И пьяный в стельку. Он выпал из двуколки и хихикнул, как дитя. Лакей, изящно спускавшийся с крыльца, чтобы взять его вещи, внезапно прибавил ходу и предотвратил его падение в канаву. Ноги Перри подкосились, пошли в разные стороны, и он расхохотался.
– Сара! – воскликнул он, заметив меня. – Ты встала и уже ходишь! Дивно выглядишь!
Я нахмурилась. Я знала, что бледна, как снег, а волосы у меня торчат копной медных кудрей и под шляпкой смотрятся нелепо, а в чепчике я кажусь почти лысой.
– Мне так повезло! – радостно сказал Перри. – Все выигрывал и выигрывал, я нагружен гинеями, Сара! Сегодня вечером поедем в театр, праздновать!
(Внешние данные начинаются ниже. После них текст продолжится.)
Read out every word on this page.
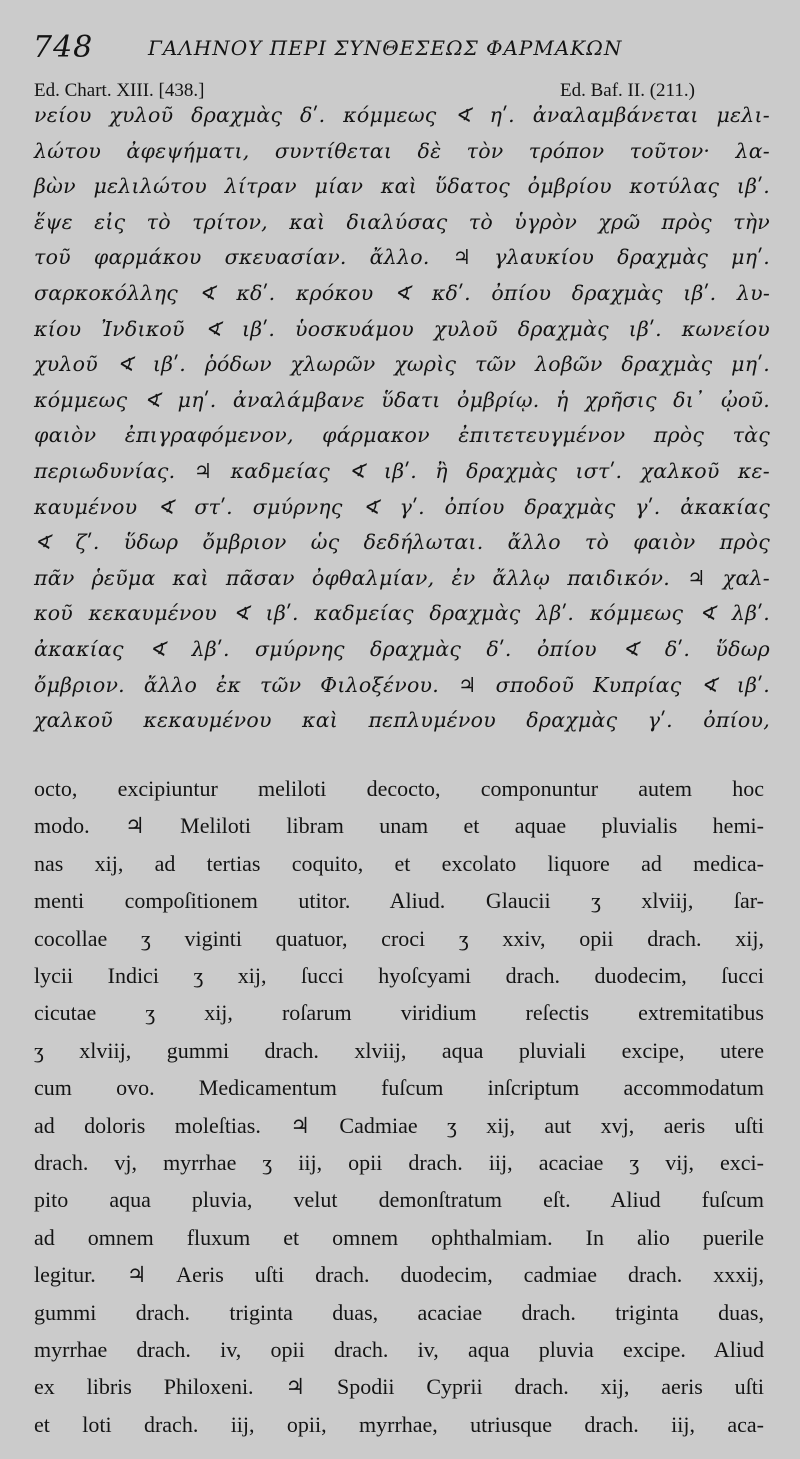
748	ΓΑΛΗΝΟΥ ΠΕΡΙ ΣΥΝΘΕΣΕΩΣ ΦΑΡΜΑΚΩΝ
Ed. Chart. XIII. [438.]	Ed. Baf. II. (211.)
νείου χυλοῦ δραχμὰς δʹ. κόμμεως ∢ ηʹ. ἀναλαμβάνεται μελι-
λώτου ἀφεψήματι, συντίθεται δὲ τὸν τρόπον τοῦτον· λα-
βὼν μελιλώτου λίτραν μίαν καὶ ὕδατος ὀμβρίου κοτύλας ιβʹ.
ἕψε εἰς τὸ τρίτον, καὶ διαλύσας τὸ ὑγρὸν χρῶ πρὸς τὴν
τοῦ φαρμάκου σκευασίαν. ἄλλο. ♃ γλαυκίου δραχμὰς μηʹ.
σαρκοκόλλης ∢ κδʹ. κρόκου ∢ κδʹ. ὀπίου δραχμὰς ιβʹ. λυ-
κίου Ἰνδικοῦ ∢ ιβʹ. ὑοσκυάμου χυλοῦ δραχμὰς ιβʹ. κωνείου
χυλοῦ ∢ ιβʹ. ῥόδων χλωρῶν χωρὶς τῶν λοβῶν δραχμὰς μηʹ.
κόμμεως ∢ μηʹ. ἀναλάμβανε ὕδατι ὀμβρίῳ. ἡ χρῆσις δι᾽ ᾠοῦ.
φαιὸν ἐπιγραφόμενον, φάρμακον ἐπιτετευγμένον πρὸς τὰς
περιωδυνίας. ♃ καδμείας ∢ ιβʹ. ἢ δραχμὰς ιστʹ. χαλκοῦ κε-
καυμένου ∢ στʹ. σμύρνης ∢ γʹ. ὀπίου δραχμὰς γʹ. ἀκακίας
∢ ζʹ. ὕδωρ ὄμβριον ὡς δεδήλωται. ἄλλο τὸ φαιὸν πρὸς
πᾶν ῥεῦμα καὶ πᾶσαν ὀφθαλμίαν, ἐν ἄλλῳ παιδικόν. ♃ χαλ-
κοῦ κεκαυμένου ∢ ιβʹ. καδμείας δραχμὰς λβʹ. κόμμεως ∢ λβʹ.
ἀκακίας ∢ λβʹ. σμύρνης δραχμὰς δʹ. ὀπίου ∢ δʹ. ὕδωρ
ὄμβριον. ἄλλο ἐκ τῶν Φιλοξένου. ♃ σποδοῦ Κυπρίας ∢ ιβʹ.
χαλκοῦ κεκαυμένου καὶ πεπλυμένου δραχμὰς γʹ. ὀπίου,
octo, excipiuntur meliloti decocto, componuntur autem hoc
modo. ♃ Meliloti libram unam et aquae pluvialis hemi-
nas xij, ad tertias coquito, et excolato liquore ad medica-
menti compoſitionem utitor. Aliud. Glaucii ʒ xlviij, ſar-
cocollae ʒ viginti quatuor, croci ʒ xxiv, opii drach. xij,
lycii Indici ʒ xij, ſucci hyoſcyami drach. duodecim, ſucci
cicutae ʒ xij, roſarum viridium reſectis extremitatibus
ʒ xlviij, gummi drach. xlviij, aqua pluviali excipe, utere
cum ovo. Medicamentum fuſcum inſcriptum accommodatum
ad doloris moleſtias. ♃ Cadmiae ʒ xij, aut xvj, aeris uſti
drach. vj, myrrhae ʒ iij, opii drach. iij, acaciae ʒ vij, exci-
pito aqua pluvia, velut demonſtratum eſt. Aliud fuſcum
ad omnem fluxum et omnem ophthalmiam. In alio puerile
legitur. ♃ Aeris uſti drach. duodecim, cadmiae drach. xxxij,
gummi drach. triginta duas, acaciae drach. triginta duas,
myrrhae drach. iv, opii drach. iv, aqua pluvia excipe. Aliud
ex libris Philoxeni. ♃ Spodii Cyprii drach. xij, aeris uſti
et loti drach. iij, opii, myrrhae, utriusque drach. iij, aca-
– Заведите его в дом, – коротко приказала я лакею и первой прошла в гостиную.
Зайдя в дом, Перри пошел тверже. Он рухнул в кресло и улыбнулся мне.
– У меня правда прекрасно шли дела, пойми, – начал он.
Я сухо улыбнулась:
– Я рада.
В дверь постучали, и горничная внесла чай. Я села у огня и взяла у нее свою чашку. Перри быстро выпил свой чай и несколько раз подливал свежего.
– Хорошо дома, – заметил он.
– Я виделась со своим поверенным, – внезапно сказала я. – Наш брак нерасторжим, и контракты приняты. Документы о праве собственности на Широкий Дол тебе скоро пришлют.
Перри кивнул, его лицо посерьезнело.
– Сара, я был на мели, – пояснил он. – Попал прямо под топор. Меня бы посадили в долговую тюрьму, если бы я не женился.
Я кивнула с каменным лицом.
Он пожал плечами.
– Мама сказала… – начал было он, но прервал сам себя. – Черт, мне так жаль, что ты на меня сердишься, Сара. Но я больше ничего не мог придумать. Врач нам сказал, что ты умрешь, я даже не думал о том, что Широкий Дол будет моим. Я просто хотел получить свои собственные деньги и думал, что ты не будешь против. Да и потом: ты же не хотела выйти замуж ни за кого другого! И мы очень друг другу подходим.
Я слишком устала для ярости. Я посмотрела на него и увидела его таким, каким он был. Слабаком и пьяницей. Слишком пугливым, чтобы противостоять матери, слишком глупым, чтобы держаться подальше от игры и бутылки. Такого мужчину ни одна женщина не могла любить, ни одна женщина не могла уважать.
И я подумала о себе, о женщине, с раннего детства испорченной настолько, что не выносила мужского прикосновения, не могла принять мужской любви. Эта женщина всю жизнь мечтала жить особой жизнью, искала особое место. А когда нашла, оказалось, что все это ничего не значит.